Ricardo Viveros

Personal information
- Full name: Ricardo Javier Viveros Kilman
- Date of birth: 21 April 1975 (age 51)
- Place of birth: Concepción, Chile
- Height: 1.81 m (5 ft 11 in)
- Position: Forward

Team information
- Current team: Universidad de Concepción (youth manager)

Senior career*
- Years: Team / Apps / (Gls)
- 1994–1997: Huachipato / 44 / (8)
- 1998: Deportes Temuco / 8 / (4)
- 1998–1999: Argentinos Juniors / 9 / (1)
- 1999: Colo-Colo / 3 / (0)
- 2000–2001: O'Higgins / 26 / (9)
- 2002–2010: Universidad de Concepción / 203 / (39)
- Total:  / 293 / (61)

Managerial career
- 2006–2019: Universidad de Concepción (youth)
- 2006–2012: Universidad de Concepción (assistant)
- 2019–2021: Nacimiento
- 2023: Nacimiento
- 2024–2026: Universidad de Concepción (youth)
- 2026: Universidad de Concepción (interim)
- 2026: Universidad de Concepción
- 2026–: Universidad de Concepción (youth)

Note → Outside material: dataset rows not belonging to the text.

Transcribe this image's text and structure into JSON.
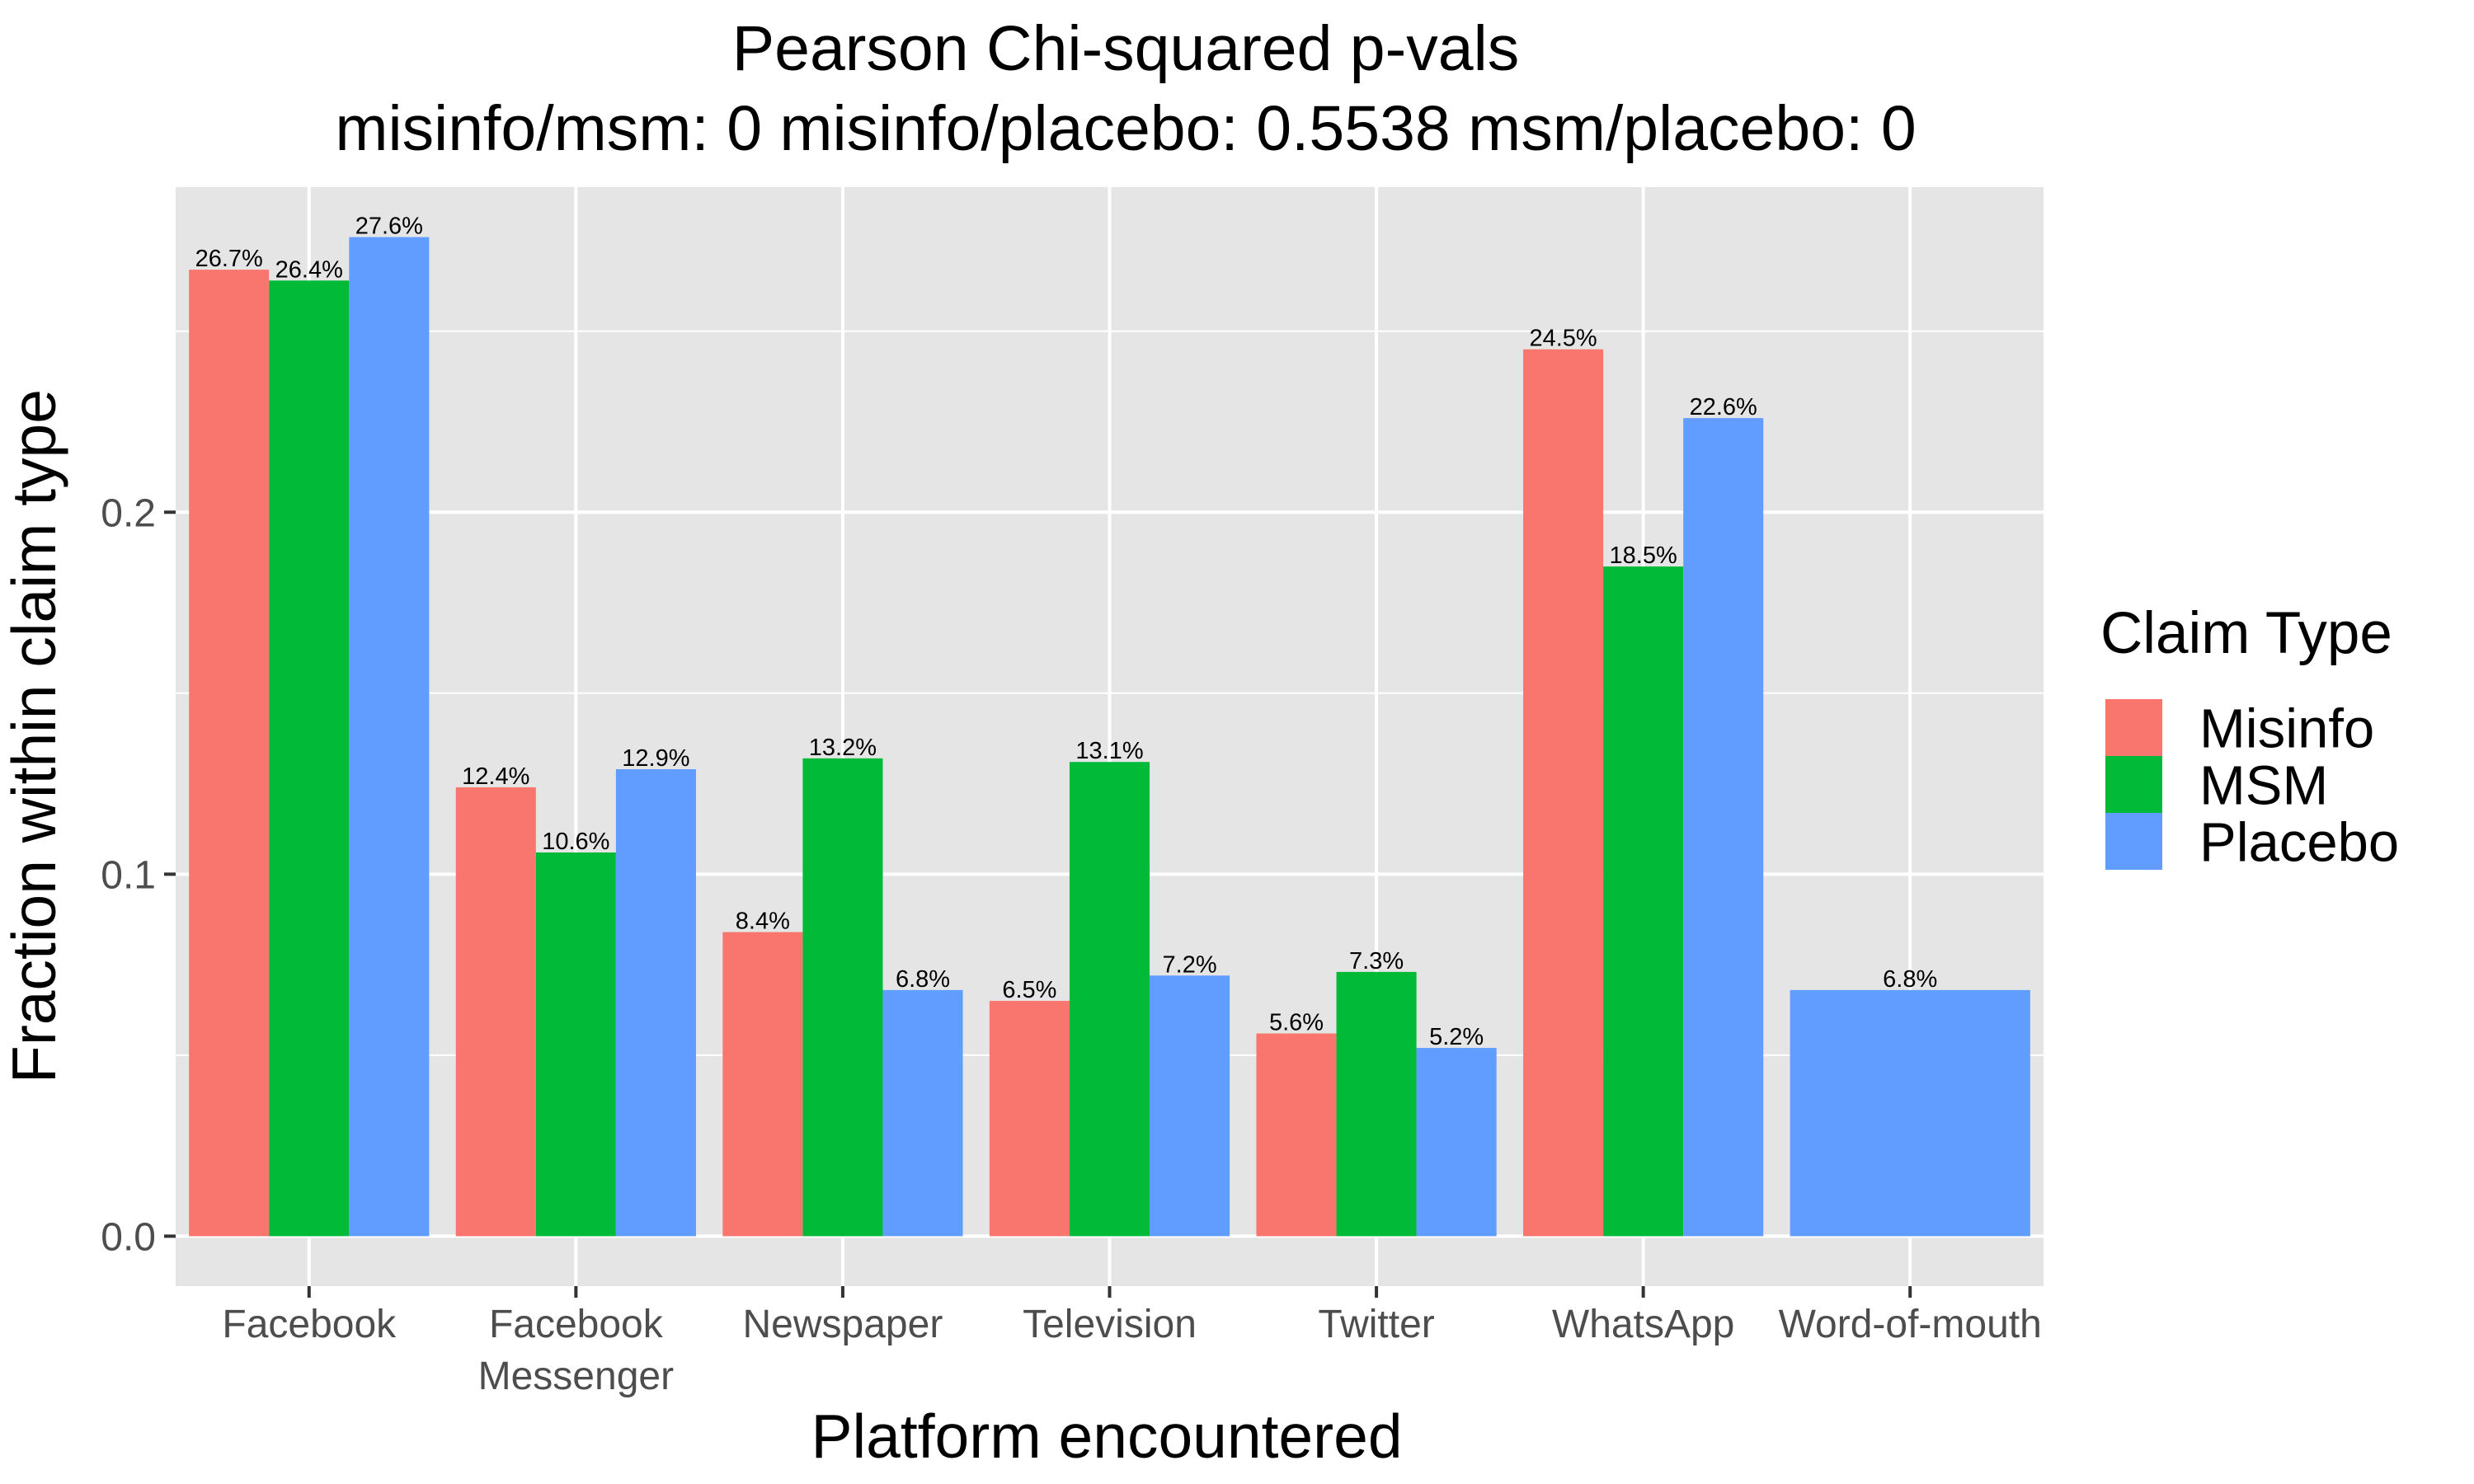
{
  "chart_data": {
    "type": "bar",
    "title": "Pearson Chi-squared p-vals",
    "subtitle": "misinfo/msm: 0 misinfo/placebo: 0.5538 msm/placebo: 0",
    "xlabel": "Platform encountered",
    "ylabel": "Fraction within claim type",
    "categories": [
      [
        "Facebook"
      ],
      [
        "Facebook",
        "Messenger"
      ],
      [
        "Newspaper"
      ],
      [
        "Television"
      ],
      [
        "Twitter"
      ],
      [
        "WhatsApp"
      ],
      [
        "Word-of-mouth"
      ]
    ],
    "series": [
      {
        "name": "Misinfo",
        "color": "#F8766D",
        "values": [
          0.267,
          0.124,
          0.084,
          0.065,
          0.056,
          0.245,
          null
        ],
        "labels": [
          "26.7%",
          "12.4%",
          "8.4%",
          "6.5%",
          "5.6%",
          "24.5%",
          null
        ]
      },
      {
        "name": "MSM",
        "color": "#00BA38",
        "values": [
          0.264,
          0.106,
          0.132,
          0.131,
          0.073,
          0.185,
          null
        ],
        "labels": [
          "26.4%",
          "10.6%",
          "13.2%",
          "13.1%",
          "7.3%",
          "18.5%",
          null
        ]
      },
      {
        "name": "Placebo",
        "color": "#619CFF",
        "values": [
          0.276,
          0.129,
          0.068,
          0.072,
          0.052,
          0.226,
          0.068
        ],
        "labels": [
          "27.6%",
          "12.9%",
          "6.8%",
          "7.2%",
          "5.2%",
          "22.6%",
          "6.8%"
        ]
      }
    ],
    "yticks": [
      0.0,
      0.1,
      0.2
    ],
    "ytick_labels": [
      "0.0",
      "0.1",
      "0.2"
    ],
    "ylim": [
      -0.0138,
      0.2898
    ],
    "grid": true,
    "panel_background": "#E5E5E5",
    "grid_color": "#FFFFFF",
    "legend": {
      "title": "Claim Type",
      "placement": "right"
    }
  }
}
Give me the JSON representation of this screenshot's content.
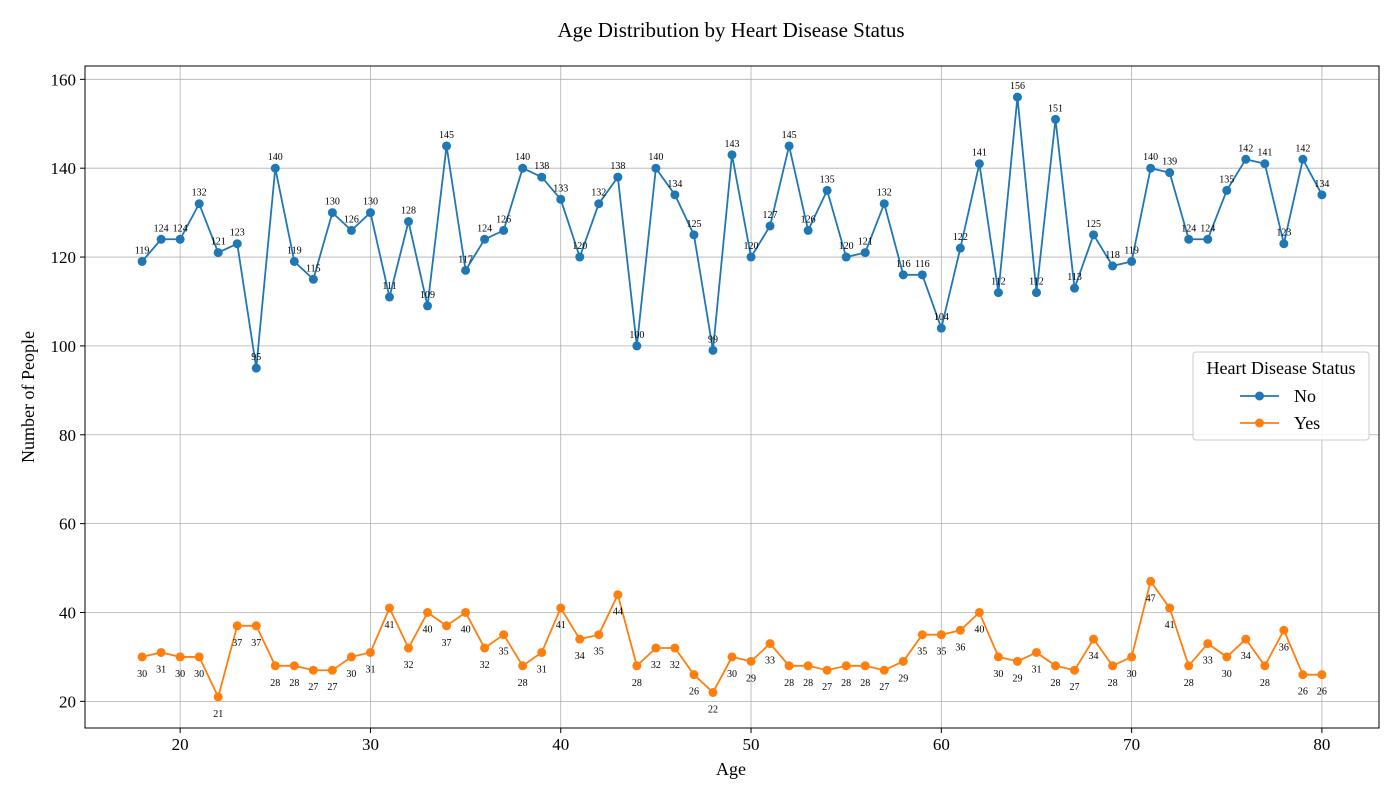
{
  "chart_data": {
    "type": "line",
    "title": "Age Distribution by Heart Disease Status",
    "xlabel": "Age",
    "ylabel": "Number of People",
    "xlim": [
      15,
      83
    ],
    "ylim": [
      14,
      163
    ],
    "xticks": [
      20,
      30,
      40,
      50,
      60,
      70,
      80
    ],
    "yticks": [
      20,
      40,
      60,
      80,
      100,
      120,
      140,
      160
    ],
    "grid": true,
    "legend": {
      "title": "Heart Disease Status",
      "placement": "center-right"
    },
    "x": [
      18,
      19,
      20,
      21,
      22,
      23,
      24,
      25,
      26,
      27,
      28,
      29,
      30,
      31,
      32,
      33,
      34,
      35,
      36,
      37,
      38,
      39,
      40,
      41,
      42,
      43,
      44,
      45,
      46,
      47,
      48,
      49,
      50,
      51,
      52,
      53,
      54,
      55,
      56,
      57,
      58,
      59,
      60,
      61,
      62,
      63,
      64,
      65,
      66,
      67,
      68,
      69,
      70,
      71,
      72,
      73,
      74,
      75,
      76,
      77,
      78,
      79,
      80
    ],
    "series": [
      {
        "name": "No",
        "color": "#1f77b4",
        "values": [
          119,
          124,
          124,
          132,
          121,
          123,
          95,
          140,
          119,
          115,
          130,
          126,
          130,
          111,
          128,
          109,
          145,
          117,
          124,
          126,
          140,
          138,
          133,
          120,
          132,
          138,
          100,
          140,
          134,
          125,
          99,
          143,
          120,
          127,
          145,
          126,
          135,
          120,
          121,
          132,
          116,
          116,
          104,
          122,
          141,
          112,
          156,
          112,
          151,
          113,
          125,
          118,
          119,
          140,
          139,
          124,
          124,
          135,
          142,
          141,
          123,
          142,
          134
        ]
      },
      {
        "name": "Yes",
        "color": "#ff7f0e",
        "values": [
          30,
          31,
          30,
          30,
          21,
          37,
          37,
          28,
          28,
          27,
          27,
          30,
          31,
          41,
          32,
          40,
          37,
          40,
          32,
          35,
          28,
          31,
          41,
          34,
          35,
          44,
          28,
          32,
          32,
          26,
          22,
          30,
          29,
          33,
          28,
          28,
          27,
          28,
          28,
          27,
          29,
          35,
          35,
          36,
          40,
          30,
          29,
          31,
          28,
          27,
          34,
          28,
          30,
          47,
          41,
          28,
          33,
          30,
          34,
          28,
          36,
          26,
          26
        ]
      }
    ]
  }
}
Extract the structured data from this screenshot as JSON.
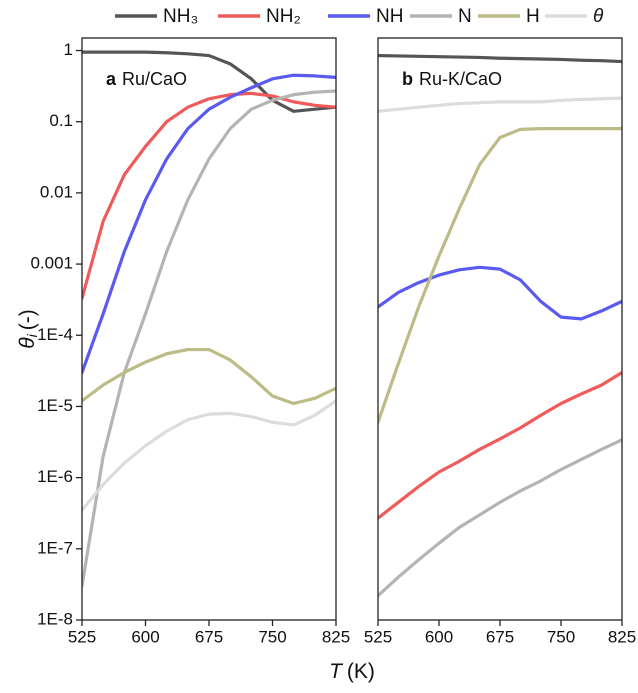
{
  "legend": [
    {
      "name": "NH₃",
      "color": "#555555"
    },
    {
      "name": "NH₂",
      "color": "#f05a5a"
    },
    {
      "name": "NH",
      "color": "#5a5af0"
    },
    {
      "name": "N",
      "color": "#b4b4b4"
    },
    {
      "name": "H",
      "color": "#bdbb86"
    },
    {
      "name": "θ",
      "color": "#dcdcdc"
    }
  ],
  "y_label": {
    "symbol": "θ",
    "subscript": "i",
    "unit": "(-)"
  },
  "x_label": {
    "symbol": "T",
    "unit": "(K)"
  },
  "chart_data": [
    {
      "type": "line",
      "label": "a",
      "title": "Ru/CaO",
      "log_y": true,
      "x": [
        525,
        550,
        575,
        600,
        625,
        650,
        675,
        700,
        725,
        750,
        775,
        800,
        825
      ],
      "xlim": [
        525,
        825
      ],
      "xticks": [
        525,
        600,
        675,
        750,
        825
      ],
      "ylim": [
        1e-08,
        1.5
      ],
      "yticks": [
        1,
        0.1,
        0.01,
        0.001,
        {
          "value": 0.0001,
          "label": "1E-4"
        },
        {
          "value": 1e-05,
          "label": "1E-5"
        },
        {
          "value": 1e-06,
          "label": "1E-6"
        },
        {
          "value": 1e-07,
          "label": "1E-7"
        },
        {
          "value": 1e-08,
          "label": "1E-8"
        }
      ],
      "series": [
        {
          "values": [
            0.95,
            0.95,
            0.95,
            0.95,
            0.93,
            0.9,
            0.85,
            0.65,
            0.4,
            0.2,
            0.14,
            0.15,
            0.16
          ]
        },
        {
          "values": [
            0.00033,
            0.004,
            0.018,
            0.045,
            0.1,
            0.16,
            0.21,
            0.24,
            0.25,
            0.23,
            0.19,
            0.17,
            0.16
          ]
        },
        {
          "values": [
            3e-05,
            0.0002,
            0.0015,
            0.008,
            0.03,
            0.08,
            0.15,
            0.22,
            0.3,
            0.4,
            0.45,
            0.44,
            0.42
          ]
        },
        {
          "values": [
            3e-08,
            2e-06,
            3e-05,
            0.0002,
            0.0015,
            0.008,
            0.03,
            0.08,
            0.15,
            0.2,
            0.24,
            0.26,
            0.27
          ]
        },
        {
          "values": [
            1.2e-05,
            2e-05,
            3e-05,
            4.2e-05,
            5.5e-05,
            6.3e-05,
            6.3e-05,
            4.5e-05,
            2.6e-05,
            1.4e-05,
            1.1e-05,
            1.3e-05,
            1.8e-05
          ]
        },
        {
          "values": [
            3.5e-07,
            8e-07,
            1.6e-06,
            2.8e-06,
            4.5e-06,
            6.5e-06,
            7.8e-06,
            8e-06,
            7.2e-06,
            6e-06,
            5.5e-06,
            7.5e-06,
            1.2e-05
          ]
        }
      ]
    },
    {
      "type": "line",
      "label": "b",
      "title": "Ru-K/CaO",
      "log_y": true,
      "x": [
        525,
        550,
        575,
        600,
        625,
        650,
        675,
        700,
        725,
        750,
        775,
        800,
        825
      ],
      "xlim": [
        525,
        825
      ],
      "xticks": [
        525,
        600,
        675,
        750,
        825
      ],
      "ylim": [
        1e-08,
        1.5
      ],
      "series": [
        {
          "values": [
            0.85,
            0.84,
            0.83,
            0.82,
            0.81,
            0.8,
            0.78,
            0.77,
            0.76,
            0.75,
            0.73,
            0.72,
            0.7
          ]
        },
        {
          "values": [
            2.7e-07,
            4.5e-07,
            7.5e-07,
            1.2e-06,
            1.7e-06,
            2.5e-06,
            3.5e-06,
            5e-06,
            7.5e-06,
            1.1e-05,
            1.5e-05,
            2e-05,
            3e-05
          ]
        },
        {
          "values": [
            0.00025,
            0.0004,
            0.00055,
            0.0007,
            0.00083,
            0.0009,
            0.00085,
            0.0006,
            0.0003,
            0.00018,
            0.00017,
            0.00022,
            0.0003
          ]
        },
        {
          "values": [
            2.2e-08,
            4e-08,
            7e-08,
            1.2e-07,
            2e-07,
            3e-07,
            4.5e-07,
            6.5e-07,
            9e-07,
            1.3e-06,
            1.8e-06,
            2.5e-06,
            3.4e-06
          ]
        },
        {
          "values": [
            6e-06,
            4e-05,
            0.00025,
            0.0013,
            0.006,
            0.025,
            0.06,
            0.078,
            0.08,
            0.08,
            0.08,
            0.08,
            0.08
          ]
        },
        {
          "values": [
            0.14,
            0.15,
            0.16,
            0.17,
            0.18,
            0.185,
            0.19,
            0.19,
            0.19,
            0.2,
            0.205,
            0.21,
            0.215
          ]
        }
      ]
    }
  ]
}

= Ricardo Viveros (footballer, born 1975) =

Chilean footballer

Ricardo Javier Viveros Kilman (born 21 April 1975) is a Chilean former professional footballer who played as a forward. He is the current manager of Universidad de Concepción's youth team.

==Playing career==
Viveros played for clubs like Colo-Colo, Universidad de Concepción and Argentinos Juniors.

==Coaching career==
Following his retirement, he worked for Universidad de Concepción both as coach of the youth ranks and the assistant coach of Yuri Fernández. In August 2019, he assumed as the head coach of Nacimiento CSDC in the Chilean Tercera B.

In May 2026, Viveros assumed as interim coach of Universidad de Concepción after Leonardo Ramos resigned. On 19 June, he was confirmed as the head coach. On 4 August, he returned to coach the youth ranks.

==Personal life==
He is the nephew of the Chilean former international footballer Gustavo Viveros and the cousin of former footballer Juan Francisco Viveros.